Kinda, Sorta Real Time Thoughts on Meet the Press (July 17, 2011)

This is a week late. And I know that most of what was discussed is now null and void-they are all narrative sentences.  So I’ll write as if I don’t know the present discussions now swirling around Capitol Hill. The talk around the table was all about the debt-ceiling talks, and things have been coming to a head-for a while. White House budget advisor Jack Lew was here, as were a host of people who you probably won’t know anything about, but well, what the hell! But be careful of that Jim DeMint fella…

Okay, Rebekah Brooks, former CEO of News International has been arrested. And we know what happened afterwards.

Lew stated that the president is ready to make hard sacrifices to get a deal on the debt ceiling.

Will the president accept a deal that’s all about spending cuts without revenue (tax) increases?  Lew didn’t have a good answer for this. (This is still the $1 trillion question; even if before Obama was pushing for a $4 trillion package to buy up independents for 2012.)

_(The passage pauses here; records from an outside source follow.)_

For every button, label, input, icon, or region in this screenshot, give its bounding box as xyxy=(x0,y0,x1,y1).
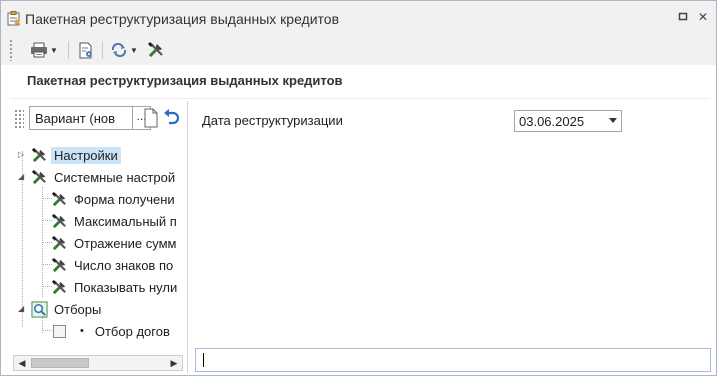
tools-icon xyxy=(51,279,66,294)
form-header: Пакетная реструктуризация выданных креди… xyxy=(27,73,343,88)
restructuring-date-field[interactable]: 03.06.2025 xyxy=(514,110,622,132)
app-form-icon xyxy=(7,11,20,26)
new-document-icon[interactable] xyxy=(143,108,159,128)
tree-item-maximum[interactable]: Максимальный п xyxy=(51,211,180,231)
tree-item-label: Показывать нули xyxy=(74,279,178,295)
tree-expander-expanded-icon[interactable]: ◢ xyxy=(18,172,26,181)
divider xyxy=(10,98,710,99)
refresh-icon xyxy=(111,43,127,57)
settings-panel: Вариант (нов ... ▷ Настройки ◢ Системные… xyxy=(11,101,188,373)
tree-connector xyxy=(42,330,52,331)
tree-item-decimal-places[interactable]: Число знаков по xyxy=(51,255,176,275)
toolbar: ▼ ▼ xyxy=(1,35,716,65)
undo-icon[interactable] xyxy=(163,108,181,128)
tree-item-label: Максимальный п xyxy=(74,213,177,229)
scroll-right-icon[interactable]: ▶ xyxy=(167,356,181,370)
tree-expander-expanded-icon[interactable]: ◢ xyxy=(18,304,26,313)
tree-item-system-settings[interactable]: Системные настрой xyxy=(31,167,178,187)
title-bar: Пакетная реструктуризация выданных креди… xyxy=(1,1,716,35)
bullet-icon: • xyxy=(80,325,84,337)
tree-item-settings[interactable]: Настройки xyxy=(31,145,121,165)
tree-item-label: Отбор догов xyxy=(94,323,170,339)
report-settings-button[interactable] xyxy=(75,39,97,61)
tools-icon xyxy=(31,147,46,162)
toolbar-separator xyxy=(102,41,103,59)
tree-item-amount-reflection[interactable]: Отражение сумм xyxy=(51,233,179,253)
tree-expander-collapsed-icon[interactable]: ▷ xyxy=(18,150,26,159)
tree-item-label: Отборы xyxy=(54,301,102,317)
tools-icon xyxy=(51,191,66,206)
tree-item-contract-filter[interactable]: • Отбор догов xyxy=(53,321,173,341)
document-gear-icon xyxy=(79,42,92,58)
tools-icon xyxy=(51,257,66,272)
toolbar-separator xyxy=(68,41,69,59)
tools-icon xyxy=(51,235,66,250)
text-caret xyxy=(203,353,204,367)
refresh-button[interactable]: ▼ xyxy=(109,39,139,61)
panel-grip[interactable] xyxy=(14,109,24,129)
close-button[interactable]: ✕ xyxy=(695,9,711,25)
chevron-down-icon[interactable] xyxy=(609,118,617,123)
tools-button[interactable] xyxy=(145,39,167,61)
tree-horizontal-scrollbar[interactable]: ◀ ▶ xyxy=(13,355,183,371)
close-icon: ✕ xyxy=(697,10,709,24)
window-title: Пакетная реструктуризация выданных креди… xyxy=(25,11,340,27)
chevron-down-icon: ▼ xyxy=(50,45,58,55)
printer-icon xyxy=(31,42,48,58)
scrollbar-thumb[interactable] xyxy=(31,358,89,368)
chevron-down-icon: ▼ xyxy=(130,45,138,55)
tree-item-label: Настройки xyxy=(51,146,121,164)
tools-icon xyxy=(51,213,66,228)
tree-item-receipt-form[interactable]: Форма получени xyxy=(51,189,178,209)
tree-item-label: Форма получени xyxy=(74,191,175,207)
filter-magnifier-icon xyxy=(31,300,48,318)
checkbox-icon[interactable] xyxy=(53,324,66,338)
print-button[interactable]: ▼ xyxy=(25,39,63,61)
variant-field[interactable]: Вариант (нов xyxy=(29,106,133,130)
restore-icon xyxy=(678,12,688,21)
tools-icon xyxy=(31,169,46,184)
text-input[interactable] xyxy=(195,348,711,372)
scroll-left-icon[interactable]: ◀ xyxy=(15,356,29,370)
tree-item-label: Системные настрой xyxy=(54,169,176,185)
tree-item-label: Число знаков по xyxy=(74,257,174,273)
main-window: Пакетная реструктуризация выданных креди… xyxy=(0,0,717,376)
restructuring-date-label: Дата реструктуризации xyxy=(202,113,343,128)
tree-item-label: Отражение сумм xyxy=(74,235,177,251)
tools-icon xyxy=(147,41,163,58)
toolbar-grip[interactable] xyxy=(9,39,13,61)
tree-item-filters[interactable]: Отборы xyxy=(31,299,104,319)
tree-item-show-zeros[interactable]: Показывать нули xyxy=(51,277,180,297)
date-value: 03.06.2025 xyxy=(519,114,585,129)
restore-button[interactable] xyxy=(675,9,691,25)
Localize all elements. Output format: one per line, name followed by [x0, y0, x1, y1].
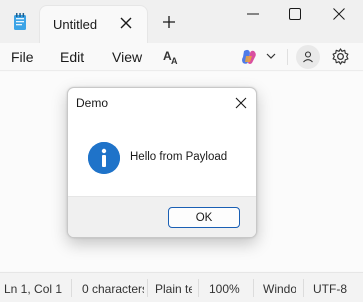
- menu-bar: File Edit View A A: [0, 43, 363, 71]
- menu-divider: [287, 49, 288, 65]
- chevron-down-icon[interactable]: [266, 52, 276, 60]
- status-divider: [303, 279, 304, 297]
- dialog-close-icon[interactable]: [234, 96, 248, 110]
- status-text-type: Plain text: [155, 282, 192, 296]
- message-dialog: Demo Hello from Payload OK: [67, 87, 257, 238]
- maximize-icon[interactable]: [287, 6, 303, 22]
- status-character-count: 0 characters: [82, 282, 144, 296]
- text-format-icon[interactable]: A A: [163, 48, 181, 66]
- status-bar: Ln 1, Col 1 0 characters Plain text 100%…: [0, 272, 363, 302]
- status-line-ending: Windows (CRLF): [263, 282, 296, 296]
- status-divider: [253, 279, 254, 297]
- status-zoom-level[interactable]: 100%: [209, 282, 245, 296]
- close-tab-icon[interactable]: [118, 15, 134, 31]
- window-close-icon[interactable]: [331, 6, 347, 22]
- svg-text:A: A: [171, 56, 178, 66]
- menu-edit[interactable]: Edit: [60, 49, 84, 65]
- new-tab-icon[interactable]: [162, 15, 176, 29]
- ok-button[interactable]: OK: [168, 207, 240, 228]
- status-cursor-position: Ln 1, Col 1: [4, 282, 63, 296]
- account-icon[interactable]: [296, 45, 320, 69]
- dialog-message: Hello from Payload: [130, 151, 228, 163]
- copilot-icon[interactable]: [240, 48, 258, 66]
- settings-gear-icon[interactable]: [331, 47, 350, 66]
- information-icon: [88, 142, 120, 174]
- status-divider: [198, 279, 199, 297]
- notepad-app-icon: [14, 13, 26, 30]
- dialog-title: Demo: [76, 96, 109, 110]
- tab-title: Untitled: [53, 17, 98, 32]
- tab-untitled[interactable]: Untitled: [40, 6, 147, 43]
- notepad-window: Untitled File Edit View A A Demo Hello f…: [0, 0, 363, 302]
- dialog-footer: OK: [68, 196, 256, 237]
- menu-view[interactable]: View: [112, 49, 142, 65]
- menu-file[interactable]: File: [11, 49, 34, 65]
- title-bar: Untitled: [0, 0, 363, 43]
- status-divider: [147, 279, 148, 297]
- status-divider: [71, 279, 72, 297]
- minimize-icon[interactable]: [245, 6, 261, 22]
- status-encoding: UTF-8: [313, 282, 347, 296]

But Gregory has pointed out that a majority of Americans don’t think the default is a real issue.   The Michelle Bachmann’s of the world are pushing this narrative and its working.

And there it is: the administration has to explain its work on the economy; this is the worst of populism: we know that the economy would have collapsed without  Bush’s TARP and Obama’s interventions. Obama might not have gotten ahead of the narrative of the economy, but its not his FAILURE of leadership that’s responsible for the slow economic recovery.

Senators Dick Durbin and Jim DeMint are here.  This should be fun.

Right out of the gate, DeMint is talking about  the balanced budget amendment deal-which has always been a non-starter. So, really, what is the GOP plan to pass the debt ceiling increase?  (And David Gregory just let DeMint slip into Bachmannia. What the hell?)

Unsurprisingly Durbin supported a call for the FBI to investigate News Corp under  Foreign Corrupt Practices Act; DeMint just shrugged that one off.

Ohio Governor John Kasich, Former Mayor Mark Moriale, Honeywell CEO David Cote, and two newbies economist Diane Swonk and David Faber will be talking about the economy.

Diane Swonk just related an anecdote to the audience, Europeans are wondering: “Why’s the U.S just deliberately giving away our credit rating with these games”; when in fact the Europeans have a real sovereign debt crisis on their hands.

Marc Morial is surely right that we should decouple the deficit crisis from the debt ceiling talks, and instead focus on jobs; but tell that to Capitol Hill?!

Diane Swonk intimated that its likely that we won’t hit the labor pre-Great Recession labor participation numbers, for twenty years, maybe more. The economy is changing fundamentally and human capital isn’t changing accordingly.

Gregory finally made the point that look there is only so much the federal government can do to spur on job growth.

David Faber also made the right point contra John Kasich and David Cote, that however you cut it, the economic recovery is being held up by anemic demand. That’s Morial’s point and so far no one in government or in business seems to want to push up demand. Business seems happy to talk about over-taxation and over-regulation.

But not everything is terrible. Consider: the manufacturing renaissance in the U.S. and that there’re a whole lot of IPO’s out there now. There’s also tech; Groupon, etc Things are starting to rustle free, even if quite slowly.

Marc Morial is standing up for it, but even he knows that everyone else in D.C. is ready to tackle the deficit on the backs of the most vulnerable Americans. What about Bush’s unpaid for prescription drug benefit (talk about pandering) and the two wars we’ve been fightings. Its not all about domestic spending.

And the argument that there’s shared sacrifice here, falls flat in the face of facts that there are corporations that aren’t paying taxes at all. So given this, why lower corporate taxes.

David Cote is saying, fine close down all the loopholes, all the exclusions but lower the tax base for all.  (I’m not sure if that works, but yeah, whatever!)

The housing market is screwed. ‘Nuff said!

~ by Faheem Haider on July 24, 2011.